Colloque international Les 24 et 25 mai à l’Université de Montréal sous la direction de Bertrand Gervais, Servanne Monjour, Jean-François (...)

"Écritures numériques et éditorialisation" - Cycle 2015-2016

L’éditorialisation du soi

La notion d’éditorialisation telle qu’explorée par le séminaire depuis quelques années comme renouvellement des processus d’écriture et de lecture, embrasse l’ensemble des dispositifs permettant la structuration et la circulation du savoir. Ainsi, bien au-delà des aspects techniques qu’elle inclut dans sa définition, l’éditorialisation sous-tend une production de sens et, par là même, la production de visions du monde.
Mais cette production de sens engage plus largement encore des transactions informationnelles permettant d’élargir l’impact de l’éditorialisation au monde des objets physiques et aux modes d’existence. L’espace d’information est devenu un espace d’action sur le réel, en témoignent les dynamiques collectives à l’œuvre au travers des dispositifs d’éditorialisation. En modifiant structurellement les objets, nos échanges informationnels opérés au travers des éditorialisations sont performatifs. On éditorialise tout aussi bien son compte en banque qu’un produit acheté sur un store en ligne et on est désormais enjoint de s’éditorialiser soi-même, au travers de ses multiples profils.
L’éditorialisation de soi relève cependant d’une intentionnalité particulière en tant qu’elle participe à la construction de l’identité de chacun, mais aussi en tant qu’elle préfigure le collectif à l’œuvre dans l’ensemble des dynamiques collectives de négociation du réel, qui définissent selon Gérard Wormser les processus d’éditorialisation.
En explorant la question de l’éditorialisation de soi, le cycle de cette année s’intéressera de près à la notion de profil, comme forme nodale des modes d’existence, d’habitat et de traversée de l’environnement numérique. En tension avec le collectif ou le corps qu’il façonne, mais aussi comme architecture potentielle du savoir, le profil permettra de réinterroger les notions d’autorité (comment l’éditorialisation autorise les savoirs ?), de littératie (l’éditorialisation relève-t-elle d’un savoir ?) et de confiance (comment l’éditorialisation affecte-t-elle les régimes de confiance ?).

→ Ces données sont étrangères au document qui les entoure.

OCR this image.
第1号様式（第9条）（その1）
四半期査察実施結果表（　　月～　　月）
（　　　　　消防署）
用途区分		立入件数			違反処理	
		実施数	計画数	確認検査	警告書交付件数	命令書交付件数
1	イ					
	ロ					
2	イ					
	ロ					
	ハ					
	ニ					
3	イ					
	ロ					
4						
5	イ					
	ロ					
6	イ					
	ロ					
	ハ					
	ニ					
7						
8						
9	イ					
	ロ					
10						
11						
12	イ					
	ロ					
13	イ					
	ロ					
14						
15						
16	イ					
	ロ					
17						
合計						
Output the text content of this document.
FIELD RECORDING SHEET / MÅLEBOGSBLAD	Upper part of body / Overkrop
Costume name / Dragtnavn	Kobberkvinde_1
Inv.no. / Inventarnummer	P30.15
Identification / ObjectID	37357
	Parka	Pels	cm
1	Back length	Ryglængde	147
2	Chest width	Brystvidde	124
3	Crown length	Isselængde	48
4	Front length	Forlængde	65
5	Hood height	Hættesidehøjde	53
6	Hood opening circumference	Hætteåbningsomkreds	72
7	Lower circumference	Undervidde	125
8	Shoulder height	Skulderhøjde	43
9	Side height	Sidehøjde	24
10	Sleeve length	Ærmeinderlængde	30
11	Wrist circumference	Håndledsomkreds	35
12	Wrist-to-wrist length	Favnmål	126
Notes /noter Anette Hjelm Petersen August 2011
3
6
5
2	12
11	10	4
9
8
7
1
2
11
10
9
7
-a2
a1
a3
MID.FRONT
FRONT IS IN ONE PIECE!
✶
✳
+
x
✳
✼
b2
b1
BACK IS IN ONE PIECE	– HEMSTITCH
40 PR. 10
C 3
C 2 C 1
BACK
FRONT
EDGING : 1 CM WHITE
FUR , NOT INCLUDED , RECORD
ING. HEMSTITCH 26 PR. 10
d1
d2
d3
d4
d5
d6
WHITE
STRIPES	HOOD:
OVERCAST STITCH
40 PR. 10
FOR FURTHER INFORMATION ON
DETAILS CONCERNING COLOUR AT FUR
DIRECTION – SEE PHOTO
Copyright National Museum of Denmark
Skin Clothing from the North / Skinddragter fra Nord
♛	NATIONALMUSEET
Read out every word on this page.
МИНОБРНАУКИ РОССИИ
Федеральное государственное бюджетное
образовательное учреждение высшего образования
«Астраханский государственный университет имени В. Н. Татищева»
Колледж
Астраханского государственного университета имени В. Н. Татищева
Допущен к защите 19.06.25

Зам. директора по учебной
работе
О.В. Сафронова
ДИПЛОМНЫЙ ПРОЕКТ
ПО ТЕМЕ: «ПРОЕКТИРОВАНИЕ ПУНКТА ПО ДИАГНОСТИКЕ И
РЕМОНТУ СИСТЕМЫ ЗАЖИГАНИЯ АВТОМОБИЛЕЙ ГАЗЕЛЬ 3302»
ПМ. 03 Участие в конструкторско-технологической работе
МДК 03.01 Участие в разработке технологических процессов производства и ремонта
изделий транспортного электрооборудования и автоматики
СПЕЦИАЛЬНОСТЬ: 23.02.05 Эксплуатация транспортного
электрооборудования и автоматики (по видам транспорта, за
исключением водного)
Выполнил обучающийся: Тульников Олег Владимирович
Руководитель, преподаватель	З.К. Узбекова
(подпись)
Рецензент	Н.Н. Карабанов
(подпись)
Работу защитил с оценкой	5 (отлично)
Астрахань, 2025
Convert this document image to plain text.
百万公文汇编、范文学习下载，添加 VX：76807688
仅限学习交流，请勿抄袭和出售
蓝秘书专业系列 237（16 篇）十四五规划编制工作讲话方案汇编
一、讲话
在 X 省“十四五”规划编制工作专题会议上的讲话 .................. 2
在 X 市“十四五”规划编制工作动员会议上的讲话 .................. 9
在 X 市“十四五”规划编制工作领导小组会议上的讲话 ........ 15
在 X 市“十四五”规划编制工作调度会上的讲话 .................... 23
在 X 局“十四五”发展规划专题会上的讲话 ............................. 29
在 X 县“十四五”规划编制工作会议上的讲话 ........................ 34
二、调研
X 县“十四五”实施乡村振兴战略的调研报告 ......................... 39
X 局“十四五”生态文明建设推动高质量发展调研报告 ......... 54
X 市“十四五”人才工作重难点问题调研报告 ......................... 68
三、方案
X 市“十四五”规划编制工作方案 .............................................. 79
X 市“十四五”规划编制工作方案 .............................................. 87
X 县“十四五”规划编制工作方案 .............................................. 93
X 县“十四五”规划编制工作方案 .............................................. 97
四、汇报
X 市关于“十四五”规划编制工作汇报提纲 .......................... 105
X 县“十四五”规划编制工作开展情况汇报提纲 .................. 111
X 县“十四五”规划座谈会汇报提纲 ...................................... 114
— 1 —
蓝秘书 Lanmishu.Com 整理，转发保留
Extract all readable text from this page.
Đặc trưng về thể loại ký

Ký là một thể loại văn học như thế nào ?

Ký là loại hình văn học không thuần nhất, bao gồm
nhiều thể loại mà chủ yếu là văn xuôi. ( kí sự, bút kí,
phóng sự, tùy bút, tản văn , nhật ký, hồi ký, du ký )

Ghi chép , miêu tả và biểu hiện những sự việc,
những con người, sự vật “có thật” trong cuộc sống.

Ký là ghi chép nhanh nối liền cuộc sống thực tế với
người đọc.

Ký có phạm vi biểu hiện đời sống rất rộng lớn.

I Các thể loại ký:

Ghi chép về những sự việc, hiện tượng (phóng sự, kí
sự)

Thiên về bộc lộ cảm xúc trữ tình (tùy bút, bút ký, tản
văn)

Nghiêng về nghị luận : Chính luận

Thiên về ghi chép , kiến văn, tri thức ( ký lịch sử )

Le séminaire est réalisé en collaboration par la revue Sens Public, l’IRI, l’Université de Montréal, le DICEN-Idf, l’Université de Bordeaux et Université de Technologie de Compiègne, soutenu par la MSH Paris-Nord. Il a été créé en 2009 en partenariat avec le laboratoire Invisu (INHA-CNRS).

Responsables : Marcello Vitali-Rosati, Nicolas Sauret
Organisateurs : Franck Cormerais, Louise Merzeau, Servanne Monjour, Nicolas Sauret, Michael Sinatra, Jérôme Valluy, Marcello Vitali-Rosati, Gérard Wormser

- 19 novembre 2015 : Profil et collectif
Autonomie et hétéronomie de la production identitaire

Organisation : Louise Merzeau, DICEN-IDF, Université Paris X

Le profil est le fruit d’une co-construction par les plateformes, les réseaux et les personnes. L’individu qui s’éditorialise est d’abord soumis aux dispositifs qui régissent chaque service. À la fois collectionneur et collection de données, quelle autonomie peut-il retirer de l’éditorialisation de soi ? Est-elle le stade ultime d’une aliénation aux logiques de profilage, comme dans les formes extrêmes de quantified-self ? Ou désigne-t-elle une voie d’émancipation par laquelle le sujet se réapproprie la production de son identité ?
Mis en réseau, l’individu connecté est aussi traversé par les autres, s’écrivant lui-même dans un tressage de réactions, conversations, bifurcations. À partir de quand ce réseau produit-il autre chose que de l’interaction ? Entre le like et la redocumentarisation collaborative, y a-t-il seulement une différence de degré, ou l’éditorialisation ne commence-t-elle qu’à partir d’un certain seuil d’intervention ? La connexion ne suffit pas à produire du collectif. L’éditorialisation en revanche implique une intentionnalité de mise en commun, à travers des protocoles de discussion, de réplicabilité et de transmission. Peut-on alors considérer que l’éditorialisation serait ce qui permet de passer du graphe au groupe ?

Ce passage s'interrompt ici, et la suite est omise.